Bedasarkan hasil pengamatan yang dilakukan, diketahui bahwa setiap daging memiliki
sifat organoleptik yang berbeda. Yaitu daging sapi khas luar yang memiliki warna coklat
pucat, bau daging sapi, tekstur yang empuk, dengan memiliki sedikit lapisan lemak, daging
sapi khas dalam yang berwarna coklat dengan tidak terlalu pucat, bau daging sapi, tekstur
yang empuk, memiliki banyak serat dengan sedikit lemak, daging sapi sengkel yang memiliki
warna merah hati agak tua, bau khas daging sapi, bertekstur kenyal dengan sedikit empuk,
serta terdapat lapisan serat lemak, daging sapi sandung lamur yang memiliki warna yang
coklat tidak terlalu pudar, bau daging sapi, tekstur yang kenyal dan empuk, dengan banyak
lapisan lemak dan sedikit daging, daging kambing dengan warna merah hati agak pudar, bau
kambing, tekstur yang kenyal dengan sedikit alot, serta terdapat lemak dan gajih pada
permukaan daging, daging babi yang memiliki warna merah hati cerah, berbau amis darah,
tekstur yang kenyal dan berserat, serta terdapat lapisan lemak dan daging anjing yang
memiliki warna coklat tua gelap, berbau amis, tekstur yang lebih empuk, dengan daging
sedikit berlemak.

Dari data tersebut diketahui bahwa daging sapi sengkel memiliki warna yang paling baik
diantara daging lainnya, sedangkan daging anjing memiliki warna paling kurang baik
dibandingkan daging lainnya, dari segi bau ketiga jenis daging sapi memiliki bau yang lebih
enak dengan bau khasnya, sedangkan daging babi dan anjing memiliki bau yang tidak sedap
karena berbau amis serta amis darah. Sedangkan dari segi tekstur, daging sapi khas luar
dan dalam memiliki tekstur yang paling lembut sedangkan daging kambing memiliki tekstur
yang paling alot dengan sedikit kenyal, sehingga bila dilihat dari seluruh segi
organoleptiknya, daging sapi meruapak daging yang paling baik kualitas fisiknya
dibandingkan dengan jenis daging lainnya.

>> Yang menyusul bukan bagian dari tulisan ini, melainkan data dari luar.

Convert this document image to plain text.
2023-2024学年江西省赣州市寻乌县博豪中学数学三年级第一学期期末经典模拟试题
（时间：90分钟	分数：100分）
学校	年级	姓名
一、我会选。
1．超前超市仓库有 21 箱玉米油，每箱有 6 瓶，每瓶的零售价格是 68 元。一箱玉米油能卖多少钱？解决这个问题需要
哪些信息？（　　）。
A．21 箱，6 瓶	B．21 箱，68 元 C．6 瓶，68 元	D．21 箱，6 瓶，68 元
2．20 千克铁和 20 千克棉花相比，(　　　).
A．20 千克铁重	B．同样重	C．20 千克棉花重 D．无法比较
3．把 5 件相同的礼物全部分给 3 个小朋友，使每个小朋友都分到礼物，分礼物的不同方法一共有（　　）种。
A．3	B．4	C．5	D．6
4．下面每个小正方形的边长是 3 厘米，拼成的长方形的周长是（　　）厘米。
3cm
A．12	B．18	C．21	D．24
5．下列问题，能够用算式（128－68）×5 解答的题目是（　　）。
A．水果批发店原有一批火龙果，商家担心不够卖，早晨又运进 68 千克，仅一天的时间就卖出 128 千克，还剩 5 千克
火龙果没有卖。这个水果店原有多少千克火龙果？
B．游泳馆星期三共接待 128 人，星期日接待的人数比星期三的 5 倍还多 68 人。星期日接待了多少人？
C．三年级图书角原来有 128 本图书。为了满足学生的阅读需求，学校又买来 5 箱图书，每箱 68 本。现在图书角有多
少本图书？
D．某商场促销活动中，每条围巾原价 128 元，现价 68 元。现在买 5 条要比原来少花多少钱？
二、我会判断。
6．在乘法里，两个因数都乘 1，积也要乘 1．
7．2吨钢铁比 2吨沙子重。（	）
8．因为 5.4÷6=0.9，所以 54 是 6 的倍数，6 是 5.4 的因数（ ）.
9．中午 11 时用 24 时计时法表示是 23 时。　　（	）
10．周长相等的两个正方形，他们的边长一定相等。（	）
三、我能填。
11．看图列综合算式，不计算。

Warna merah yang terdapat dalam daging dipengaruhi oleh pigmen daging yaitu
mioglobin. Kadar mioglobin pada daging akan mempengaruhi derajat warna merah daging.
Kadar mioglobin ini bervariasi menurut spesies, umur, jenis kelamin, jenis otot dan aktivitas
fisik.
Konsentrasi mioglobin dalam daging sapi lebih besar dibandingkan yang terdapat
pada daging kambing, babi, dan anjing. Perbedaan kandungan mioglobin ini menyebabkan
warna daging sapi terlihat lebih merah dibandingkan daging babi, daging babi lebih merah
dari daging kambing, dan daging kambing lebih merah dibandingkan daging anjing. Akan
tetapi jika daging terlalu lama terkena oksigen warna merah terang akan berubah menjadi
coklat. Timbulnya warna coklat ini menandakan daging telah terlalu lama terkena udara
bebas sehingga mengalami proses oksidasi. Faktor-faktor yang mempengaruhi konsentrasi
mioglobin adalah spesies, bangsa, umur, jenis kelamin, pakan, cekaman (tingkat aktivitas
dan tipe otot), pH dan oksigen. Warna daging sapi normal adalah merah cerah. Warna
daging sapi muda lebih pucat dibandingkan daging sapi dewasa. Hal ini disebabkan karena
kandungan mioglobin pada daging sapi muda lebih sedikit daripada daging sapi dewasa.
Warna daging pada daging jantan lebih merah dibandingkan daging betina, hal ini
disebabkan karena sapi jantan memiliki aktifitas yang lebih banyak dibandingkan dengan
sapi betina. Serta bagian paha sapi lebih memiliki warna merah dibanding warna pada
bagian lainnya yang disebabkan karena aktifitas pada bagian kaki lebih besar dibandingkan
bagian lainnya. Daging sapi yang baru dipotong berwarna merah ungu dan akan berubah
menjadi lebih terang jika daging dibiarkan terkena oksigen. Tingkat kecerahan warna
ditentukan oleh tebalnya oksimioglobin di permukaan atau daerah oksigen. Bagian ini lebih
banyak terjadi pada suhu rendah dan lebih kecil pada suhu tinggi. Oleh karena itu, daging
menjadi lebih merah bila disimpan dalam lemari pendingin karena meningkatnya oksigen
dalam daging.

Dalam pengamatan terhadap aroma, seluruh jenis daging sapi dan daging kambing
memiliki aroma yang khas, sedangkan daging anjing dan babi agak amis. Menurut komariah
(2008), daging yang segar memiliki aroma khas. Apabila daging sudah rusak akan tercium
bau yang tidak sedap. Bau ini dikarenakan adanya aktivitas mikroba, reaksi kimia, atau
kombinasi keduanya. Kebusukan akan kerusakan yang terjadi pada daging ditandai oleh
terbentuknya senyawa-senyawa berbau busuk seperti amonia, H2S, indol, dan amin, yang
merupakan hasil pemecahan protein oleh mikroorganisme. Seluruh senyawa tersebut
dihasilkan oleh reaksi-reaksi kimia yang menyebabkan ransiditas oksidatif lemak dan
menghasilkan aldehida, asam–asam lemak bebas dan keton yang selanjutnya menyebabkan
bau. Terjadinya proses tersebut sangat dipengaruhi oleh ada tidaknya oksigen dan kontak
daging dengan oksigen. Selain penyebab tersebut bau pada daging juga disebebkan oleh
faktor internal seperti spesies, umur, pH perubahan selama penyimpangan, serta faktor
ekstrinsik yang meliputi pemerosesan dan makanan.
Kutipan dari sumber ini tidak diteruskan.